I have the following conditions:
Ex: u = [1, 3, 4, 7, 9, 10, 13, 15, 19, 21, 22, 27, ...]
The program wants me to give the value of a member at a given index.
I've already found ways to solve this using insort and I hacked together a minimal binary search tree, as well. Unfortunately, this process needs to be faster than what I have and I'm at a loss as to what to do next. I thought the BST would do it, but it is not fast enough.
Here's my BST code:
class BSTNode:
def __init__(self, val=None):
self.left = None
self.right = None
self.val = val
def insert(self, val):
if not self.val:
self.val = val
return
if self.val == val:
return
if val < self.val:
if self.left:
self.left.insert(val)
return
self.left = BSTNode(val)
return
if self.right:
self.right.insert(val)
return
self.right = BSTNode(val)
def inorder(self, vals):
if self.left is not None:
self.left.inorder(vals)
if self.val is not None:
vals.append(self.val)
if self.right is not None:
self.right.inorder(vals)
return vals
and here's my function:
from sys import setrecursionlimit
def twotimeslinear(n):
#setrecursionlimit(2000)
i = 0
u = [1]
ended = False
bst = BSTNode()
bst.insert(1)
while i < n and not ended:
for j in range(2, 4):
k = 1
cur = j * bst.inorder([])[i] + 1
bst.insert(cur)
if len(u) == n:
ended = True
break
i+= 1
return bst.inorder([])[n]
I just need directions as to what I could do to make the process faster. I can solve the problem if I only knew what I was missing. I'm probably overlooking some data structure that would work better, but I don't even know what to look for. Thank you for any help.

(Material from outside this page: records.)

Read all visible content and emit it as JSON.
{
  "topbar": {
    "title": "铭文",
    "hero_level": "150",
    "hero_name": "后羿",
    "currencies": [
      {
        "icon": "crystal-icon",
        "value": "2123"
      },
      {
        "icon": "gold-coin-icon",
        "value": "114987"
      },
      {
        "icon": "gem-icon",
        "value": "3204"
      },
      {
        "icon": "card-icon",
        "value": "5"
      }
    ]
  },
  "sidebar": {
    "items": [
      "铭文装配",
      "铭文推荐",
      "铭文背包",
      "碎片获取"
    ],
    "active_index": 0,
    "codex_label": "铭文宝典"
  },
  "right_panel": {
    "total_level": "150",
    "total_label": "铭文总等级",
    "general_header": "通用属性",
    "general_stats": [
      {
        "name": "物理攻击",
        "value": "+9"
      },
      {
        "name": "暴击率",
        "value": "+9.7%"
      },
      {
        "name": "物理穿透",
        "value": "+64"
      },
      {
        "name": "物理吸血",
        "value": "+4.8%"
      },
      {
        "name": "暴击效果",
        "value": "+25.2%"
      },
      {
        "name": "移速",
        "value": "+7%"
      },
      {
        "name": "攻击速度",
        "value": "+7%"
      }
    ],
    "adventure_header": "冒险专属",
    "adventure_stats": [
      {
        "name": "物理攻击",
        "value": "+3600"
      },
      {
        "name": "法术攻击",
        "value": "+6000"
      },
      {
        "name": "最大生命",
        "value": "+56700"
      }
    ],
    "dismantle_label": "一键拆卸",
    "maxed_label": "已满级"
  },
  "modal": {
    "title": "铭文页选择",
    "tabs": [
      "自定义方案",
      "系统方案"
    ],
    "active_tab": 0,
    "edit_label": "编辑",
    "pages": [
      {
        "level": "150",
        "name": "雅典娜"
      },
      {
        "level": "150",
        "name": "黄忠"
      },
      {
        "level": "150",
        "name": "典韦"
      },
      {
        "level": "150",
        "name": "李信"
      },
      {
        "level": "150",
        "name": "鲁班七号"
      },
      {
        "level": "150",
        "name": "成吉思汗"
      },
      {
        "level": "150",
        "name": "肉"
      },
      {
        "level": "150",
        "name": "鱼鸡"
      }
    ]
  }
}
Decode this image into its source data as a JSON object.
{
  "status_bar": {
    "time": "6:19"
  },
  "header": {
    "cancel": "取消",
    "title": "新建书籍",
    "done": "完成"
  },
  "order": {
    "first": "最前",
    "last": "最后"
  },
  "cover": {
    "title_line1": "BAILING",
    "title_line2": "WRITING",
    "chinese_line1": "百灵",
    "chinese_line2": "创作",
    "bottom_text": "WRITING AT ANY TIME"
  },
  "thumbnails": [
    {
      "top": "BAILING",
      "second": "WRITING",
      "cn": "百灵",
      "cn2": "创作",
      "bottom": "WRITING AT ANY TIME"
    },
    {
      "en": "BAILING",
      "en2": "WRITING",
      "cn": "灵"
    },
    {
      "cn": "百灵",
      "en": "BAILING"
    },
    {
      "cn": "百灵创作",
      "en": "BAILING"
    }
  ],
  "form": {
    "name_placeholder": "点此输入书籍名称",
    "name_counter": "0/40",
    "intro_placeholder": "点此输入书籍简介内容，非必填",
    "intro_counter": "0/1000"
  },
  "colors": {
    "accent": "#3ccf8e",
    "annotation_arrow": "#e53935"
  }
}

Generating and merging the ys and zs:
from heapq import merge
from itertools import groupby
def twotimeslinear(n):
u = [1]
ys = (2*x+1 for x in u)
zs = (3*x+1 for x in u)
for x, _ in groupby(merge(ys, zs)):
u.append(x)
if n < len(u):
return u[n]
print(*map(twotimeslinear, range(20)))
Takes ~0.05 seconds for your limit index 60,000 and ~0.7 seconds for index 1,000,000.
Alternative basic implementation:
def twotimeslinear(n):
u = [1]
i = j = 0
while n >= len(u):
y = 2*u[i] + 1
z = 3*u[j] + 1
m = min(y, z)
u.append(m)
if y == m:
i += 1
if z == m:
j += 1
return u[n]
print(*map(twotimeslinear, range(20)))
And another version, throwing tons of batteries at it :-)
from heapq import merge
from itertools import groupby, tee, chain, islice, repeat
from operator import itemgetter, mul, add
def twotimeslinear(n):
parts = [[1]]
whole = chain.from_iterable(parts)
output, feedback1, feedback2 = tee(whole, 3)
ys = map(1 .__add__, map(2 .__mul__, feedback1))
zs = map(add, map(mul, repeat(3), feedback2), repeat(1)) # different way just for fun
merged = map(itemgetter(0), groupby(merge(ys, zs)))
parts.append(merged)
return next(islice(output, n, None))
print(*map(twotimeslinear, range(20)))
After setting it up with Python code, this runs entirely in C code. It's a silly hobby of mine.